As more VR products begin to hit the global market, the funders want to put Canada on the world stage.
Telefilm Canada-Canadian VR technology and content take centre s

The objective behind Telefilm and the Canada Media Fund’s decision to focus so heavily on virtual reality at this year’s MIPTV was simple: showcase the best of Canadian VR at a time when the medium is finally (maybe) taking off.

Though VR as an industry has experienced many false dawns, the medium now seems poised to have a mainstream presence. The Quebec Film and Television Council (QFTC) estimates that the combined industries for virtual reality and augmented reality will grow globally to $120 billion (USD) by 2020. And there’s no question the technology is the darling of the media right now, consumer, tech and trade alike.

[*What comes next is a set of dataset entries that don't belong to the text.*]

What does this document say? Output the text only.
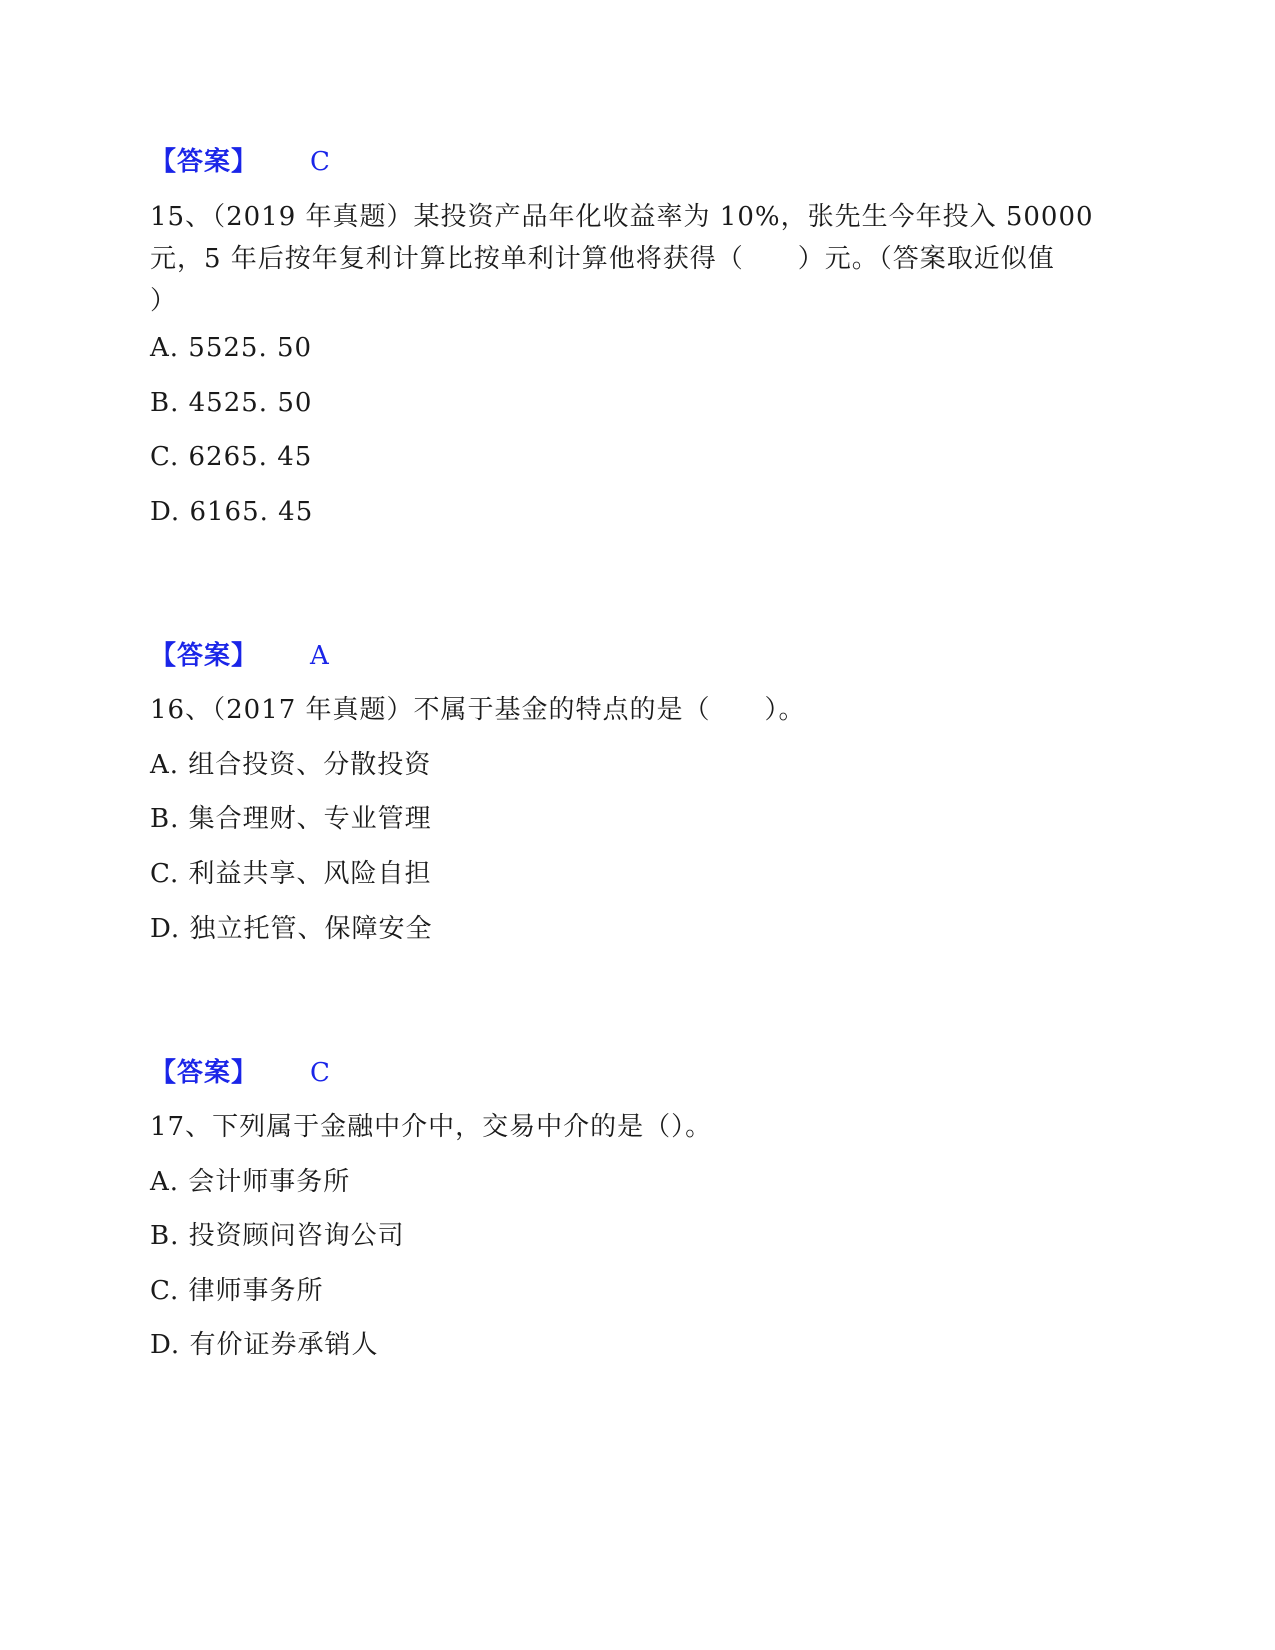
【答案】 C
15、（2019 年真题）某投资产品年化收益率为 10%，张先生今年投入 50000
元，5 年后按年复利计算比按单利计算他将获得（　　）元。（答案取近似值
）
A. 5525. 50
B. 4525. 50
C. 6265. 45
D. 6165. 45
【答案】 A
16、（2017 年真题）不属于基金的特点的是（　　）。
A. 组合投资、分散投资
B. 集合理财、专业管理
C. 利益共享、风险自担
D. 独立托管、保障安全
【答案】 C
17、下列属于金融中介中，交易中介的是（）。
A. 会计师事务所
B. 投资顾问咨询公司
C. 律师事务所
D. 有价证券承销人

Given the hype, CMF and Telefilm wanted to put VR front and centre at this year’s MIPTV, with Valerie Creighton, president and CEO, CMF, calling it a “good time to introduce the Canadian sector and its successes.” The three projects chosen to represent the diversity of Canadian VR are Minority Media’s Time Machine VR, the National Film Board’s The Unknown Photographer and Toronto-based Deep’s Liquid Cinema. 

Aside from simply providing a platform for Canadian VR projects, the initiative is designed to trigger conversations and partnerships that might propel Canada’s VR industry forward. “One of the objectives is to connect our VR producers with TV producers to see what kind of synergies there might be,” said Creighton.

Coupled with the desire to tell great stories is the need to showcase projects with commercial appeal, said Florence Moureaux, Telefilm Canada’s interim director, national and international business development. “To us, a main objective is to ensure that commercially viable projects have as much visibility as possible on the international scene, so that it creates business for [Canadian producers of VR],” she said.

As such, the three featured projects reflect a range of VR work from some of the country’s foremost creators: Time Machine is an immersive time-travelling experience which allows users to interact with primordial sea creatures; Deep’s Liquid Cinema is a new software which enables the creation and distribution of highly sophisticated immersive 360 VR based cinema experiences; and Unknown Photographer takes users through a series of chaotic war memories, triggered by a series of photographs.

“I think for digital we’re certainly ahead of the curve,” Creighton told Playback Daily, adding that the up-and-coming nature of VR also makes now an advantageous time for Canada to promote its homegrown VR talent. “The potential and possibilities for VR are really beyond imagination at the moment, so I think it’s a good year and a good time to highlight Canada and the talent in Canada in VR.”

MIPTV runs from April 4 to 7 in Cannes, France.